Arlacchi : « La menace des talibans en Afghanistan est exagérée. »

Pino Arlacchi, qui a une expérience de plusieurs décennies en Afghanistan, d’abord en tant que directeur du Bureau des stupéfiants de l’ONU, puis comme rapporteur sur l’Afghanistan pour le Parlement européen, a appelé à laisser l’Afghanistan décider de son destin par lui-même ou, tout au plus, avec ses voisins.

S’exprimant lors du webinaire de l’Institut Schiller, le 31 juillet, M. Arlacchi rappela que l’Asie centrale n’est pas une région instable et que les voisins de l’Afghanistan ont connu une croissance respectable ces dernières années. « Tous ont un intérêt dans la stabilité du pays et peuvent y contribuer, mais il faut laisser les talibans et le gouvernement central décider par eux-mêmes… Et vous verrez que les conflits diminueront. Il n’est pas vrai que le retrait des États-Unis et de l’OTAN provoquera un nouveau chaos. Il est difficile d’imaginer plus grand chaos que maintenant. Cela fait 40 ans que l’Afghanistan connaît le chaos. » La plupart des rapports faisant état de menaces pour les libertés civiles et les droits de l’homme sont « extrêmement exagérés », selon M. Arlacchi.

« Les vrais problèmes, ceux dont nous discutons heureusement ici aujourd’hui, sont les systèmes d’approvisionnement en eau, les infrastructures, la manière de se développer ; c’est le principal sujet de préoccupation » pour l’Afghanistan et ses voisins. « Nous sommes empoisonnés par ce cauchemar géopolitique selon lequel tout est une question de sécurité, d’équilibre géopolitique, etc. Heureusement, et c’est la meilleure chance pour l’avenir de l’Afghanistan, le monde change, il est devenu multipolaire depuis longtemps et il suffit de le reconnaître. »

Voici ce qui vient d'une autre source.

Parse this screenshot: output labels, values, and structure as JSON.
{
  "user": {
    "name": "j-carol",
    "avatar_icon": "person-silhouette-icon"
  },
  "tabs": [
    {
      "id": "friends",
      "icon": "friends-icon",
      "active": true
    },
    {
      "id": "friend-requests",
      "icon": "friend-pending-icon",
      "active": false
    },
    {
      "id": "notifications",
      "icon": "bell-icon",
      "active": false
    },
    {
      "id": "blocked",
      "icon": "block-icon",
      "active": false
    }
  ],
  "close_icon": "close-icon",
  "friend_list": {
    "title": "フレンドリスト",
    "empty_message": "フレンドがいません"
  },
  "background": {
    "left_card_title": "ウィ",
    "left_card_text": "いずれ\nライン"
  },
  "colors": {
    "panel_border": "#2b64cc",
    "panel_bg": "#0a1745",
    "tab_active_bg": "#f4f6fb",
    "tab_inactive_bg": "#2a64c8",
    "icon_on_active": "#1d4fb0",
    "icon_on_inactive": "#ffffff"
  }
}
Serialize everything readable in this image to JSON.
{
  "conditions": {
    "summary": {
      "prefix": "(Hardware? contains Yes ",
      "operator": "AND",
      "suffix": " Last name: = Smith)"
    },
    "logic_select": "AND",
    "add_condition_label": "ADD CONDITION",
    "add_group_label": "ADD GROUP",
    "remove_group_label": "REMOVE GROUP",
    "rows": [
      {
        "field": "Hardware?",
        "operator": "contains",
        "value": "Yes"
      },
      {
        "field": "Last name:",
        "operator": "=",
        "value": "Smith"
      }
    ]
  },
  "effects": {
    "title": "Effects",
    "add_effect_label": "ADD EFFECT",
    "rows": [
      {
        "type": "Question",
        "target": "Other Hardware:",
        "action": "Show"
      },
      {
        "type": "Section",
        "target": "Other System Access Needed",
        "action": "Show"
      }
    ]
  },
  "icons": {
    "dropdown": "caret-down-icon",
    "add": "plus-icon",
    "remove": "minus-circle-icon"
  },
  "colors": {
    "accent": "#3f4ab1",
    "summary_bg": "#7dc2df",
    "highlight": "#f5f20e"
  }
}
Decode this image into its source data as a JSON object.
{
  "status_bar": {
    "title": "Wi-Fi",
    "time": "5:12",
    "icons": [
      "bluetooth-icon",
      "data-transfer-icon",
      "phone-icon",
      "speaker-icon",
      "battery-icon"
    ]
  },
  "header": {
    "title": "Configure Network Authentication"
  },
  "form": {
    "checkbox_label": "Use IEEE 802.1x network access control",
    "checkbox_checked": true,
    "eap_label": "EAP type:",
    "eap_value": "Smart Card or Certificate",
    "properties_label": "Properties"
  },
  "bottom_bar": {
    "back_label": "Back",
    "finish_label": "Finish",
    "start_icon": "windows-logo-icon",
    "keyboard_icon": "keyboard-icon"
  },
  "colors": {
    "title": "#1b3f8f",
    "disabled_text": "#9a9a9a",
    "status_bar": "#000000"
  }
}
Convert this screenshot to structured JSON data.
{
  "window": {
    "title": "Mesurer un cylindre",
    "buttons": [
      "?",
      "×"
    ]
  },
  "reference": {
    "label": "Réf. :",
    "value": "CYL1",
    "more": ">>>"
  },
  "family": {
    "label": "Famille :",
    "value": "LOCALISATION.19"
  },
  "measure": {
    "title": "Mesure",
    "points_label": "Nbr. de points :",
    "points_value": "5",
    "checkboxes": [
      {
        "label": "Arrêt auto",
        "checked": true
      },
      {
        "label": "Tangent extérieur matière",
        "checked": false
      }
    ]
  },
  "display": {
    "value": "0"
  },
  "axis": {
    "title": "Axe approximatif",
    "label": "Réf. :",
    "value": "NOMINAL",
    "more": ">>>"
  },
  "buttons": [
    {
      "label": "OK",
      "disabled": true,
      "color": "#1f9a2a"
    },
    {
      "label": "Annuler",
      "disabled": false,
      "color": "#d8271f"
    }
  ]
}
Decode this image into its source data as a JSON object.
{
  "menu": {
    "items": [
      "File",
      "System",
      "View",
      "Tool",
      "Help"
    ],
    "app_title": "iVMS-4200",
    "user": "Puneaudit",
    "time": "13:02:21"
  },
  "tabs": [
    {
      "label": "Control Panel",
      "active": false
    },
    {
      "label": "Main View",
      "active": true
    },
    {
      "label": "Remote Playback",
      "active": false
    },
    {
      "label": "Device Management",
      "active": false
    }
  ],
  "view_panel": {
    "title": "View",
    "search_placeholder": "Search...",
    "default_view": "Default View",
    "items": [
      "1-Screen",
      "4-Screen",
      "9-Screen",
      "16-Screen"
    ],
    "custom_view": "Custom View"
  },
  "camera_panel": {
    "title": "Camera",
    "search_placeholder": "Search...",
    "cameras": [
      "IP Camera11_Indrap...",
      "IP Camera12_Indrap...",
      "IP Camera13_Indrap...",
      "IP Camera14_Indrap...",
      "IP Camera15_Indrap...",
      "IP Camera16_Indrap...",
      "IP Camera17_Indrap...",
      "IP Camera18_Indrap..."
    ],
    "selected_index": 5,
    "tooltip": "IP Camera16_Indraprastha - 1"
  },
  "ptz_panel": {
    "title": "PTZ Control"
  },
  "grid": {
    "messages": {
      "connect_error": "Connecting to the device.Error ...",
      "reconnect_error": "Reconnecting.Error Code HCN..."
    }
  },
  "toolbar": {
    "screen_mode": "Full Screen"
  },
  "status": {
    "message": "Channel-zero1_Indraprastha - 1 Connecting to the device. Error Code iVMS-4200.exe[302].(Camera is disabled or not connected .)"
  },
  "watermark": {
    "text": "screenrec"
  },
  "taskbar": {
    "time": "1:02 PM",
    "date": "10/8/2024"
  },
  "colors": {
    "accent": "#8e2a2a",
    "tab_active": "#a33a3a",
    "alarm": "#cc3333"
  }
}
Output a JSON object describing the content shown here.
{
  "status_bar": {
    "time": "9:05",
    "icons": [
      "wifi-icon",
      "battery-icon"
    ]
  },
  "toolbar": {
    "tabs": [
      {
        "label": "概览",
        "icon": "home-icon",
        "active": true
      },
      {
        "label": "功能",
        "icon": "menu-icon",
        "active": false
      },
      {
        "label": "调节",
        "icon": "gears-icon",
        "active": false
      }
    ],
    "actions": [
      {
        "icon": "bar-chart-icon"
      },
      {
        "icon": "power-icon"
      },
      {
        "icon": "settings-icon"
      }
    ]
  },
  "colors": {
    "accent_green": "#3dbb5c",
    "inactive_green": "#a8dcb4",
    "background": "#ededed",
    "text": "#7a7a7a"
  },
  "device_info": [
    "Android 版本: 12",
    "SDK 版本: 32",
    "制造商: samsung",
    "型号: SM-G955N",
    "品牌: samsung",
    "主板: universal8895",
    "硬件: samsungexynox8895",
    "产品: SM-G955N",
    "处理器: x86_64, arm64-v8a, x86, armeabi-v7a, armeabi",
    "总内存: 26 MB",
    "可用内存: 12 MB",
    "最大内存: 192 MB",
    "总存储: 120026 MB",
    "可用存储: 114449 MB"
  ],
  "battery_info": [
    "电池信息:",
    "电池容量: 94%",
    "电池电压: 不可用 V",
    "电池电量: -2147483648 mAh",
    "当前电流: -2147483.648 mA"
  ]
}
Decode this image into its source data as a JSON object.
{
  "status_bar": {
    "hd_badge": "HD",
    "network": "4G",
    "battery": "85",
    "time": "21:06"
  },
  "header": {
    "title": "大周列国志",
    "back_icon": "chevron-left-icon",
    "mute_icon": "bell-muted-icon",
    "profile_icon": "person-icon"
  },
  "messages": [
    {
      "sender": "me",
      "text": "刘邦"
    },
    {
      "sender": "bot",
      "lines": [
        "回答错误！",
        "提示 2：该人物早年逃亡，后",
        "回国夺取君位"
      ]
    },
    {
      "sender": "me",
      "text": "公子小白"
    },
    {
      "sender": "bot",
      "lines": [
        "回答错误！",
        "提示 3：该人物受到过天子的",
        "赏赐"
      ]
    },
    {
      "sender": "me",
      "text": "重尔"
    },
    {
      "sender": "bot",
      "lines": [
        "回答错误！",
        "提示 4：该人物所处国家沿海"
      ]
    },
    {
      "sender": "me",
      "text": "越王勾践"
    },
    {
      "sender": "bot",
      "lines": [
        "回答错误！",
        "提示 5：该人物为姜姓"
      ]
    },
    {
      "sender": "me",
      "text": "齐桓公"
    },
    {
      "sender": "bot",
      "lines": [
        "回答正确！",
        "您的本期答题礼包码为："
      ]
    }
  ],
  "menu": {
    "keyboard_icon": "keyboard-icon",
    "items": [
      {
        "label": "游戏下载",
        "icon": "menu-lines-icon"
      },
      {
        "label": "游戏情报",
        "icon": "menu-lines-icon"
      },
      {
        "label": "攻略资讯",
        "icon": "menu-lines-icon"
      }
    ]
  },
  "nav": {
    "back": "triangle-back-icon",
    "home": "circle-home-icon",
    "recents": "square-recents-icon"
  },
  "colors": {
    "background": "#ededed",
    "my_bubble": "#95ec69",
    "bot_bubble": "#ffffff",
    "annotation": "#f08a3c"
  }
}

Quant à la production d’opium, les talibans ne la pratiquent pas ; ils la taxent comme beaucoup d’autres choses et ne veulent pas s’en prendre aux agriculteurs. Mais sur la base de son expérience, M. Arlacchi est convaincu qu’une politique de substitution des cultures est faisable et que le gouvernement afghan pourrait même la réaliser seul, car la valeur de cette production n’est que de 250 millions de dollars en Afghanistan. Elle n’atteint 18 milliards qu’en arrivant sur le marché européen sous forme d’héroïne. M. Arlacchi donna l’exemple du safran, un produit typiquement afghan, plus rentable que l’opium et qui pourrait être développé dans le cadre d’un programme national.

Interrogé sur les avantages des investissements chinois potentiels en Afghanistan et le problème de la corruption, M. Arlacchi répondit que la Chine est un grand voisin et qu’elle a tout à fait le droit de vouloir investir en Afghanistan avec la BRI et d’autres initiatives. Il n’y voit aucune contre-indication. En ce qui concerne la corruption, il s’agit d’un problème important, mais il existe des moyens de la contrôler, en réalisant des « projets viables ». Construire une école coûte 200 000 dollars ; un hôpital, 2 millions. Ce ne sont pas de grosses sommes, mais lorsque les soi-disant agences de développement s’en occupent, les coûts sont multipliés par dix, voire cent.

Répondant à une question sur la répression des femmes sous les talibans, Arlacchi a expliqué que la violation des droits des femmes existait avant les talibans et qu’il a plutôt connu des cas concrets où les talibans intervenaient auprès des autorités locales pour défendre les droits des femmes, par exemple à travailler dans une usine. En revanche, l’occupation américaine et de l’OTAN n’a rien fait pour améliorer le sort des femmes, comme le prouve le fait qu’en 2010, dans tout l’Afghanistan, il n’y avait qu’un seul hôpital pédiatrique, construit non pas par les occupants, mais par une ONG italienne, Emergency. Avec tout l’argent dont ils disposaient, ils auraient pu construire une centaine de ces hôpitaux. Et aujourd’hui, 25 000 bébés meurent à la naissance en Afghanistan.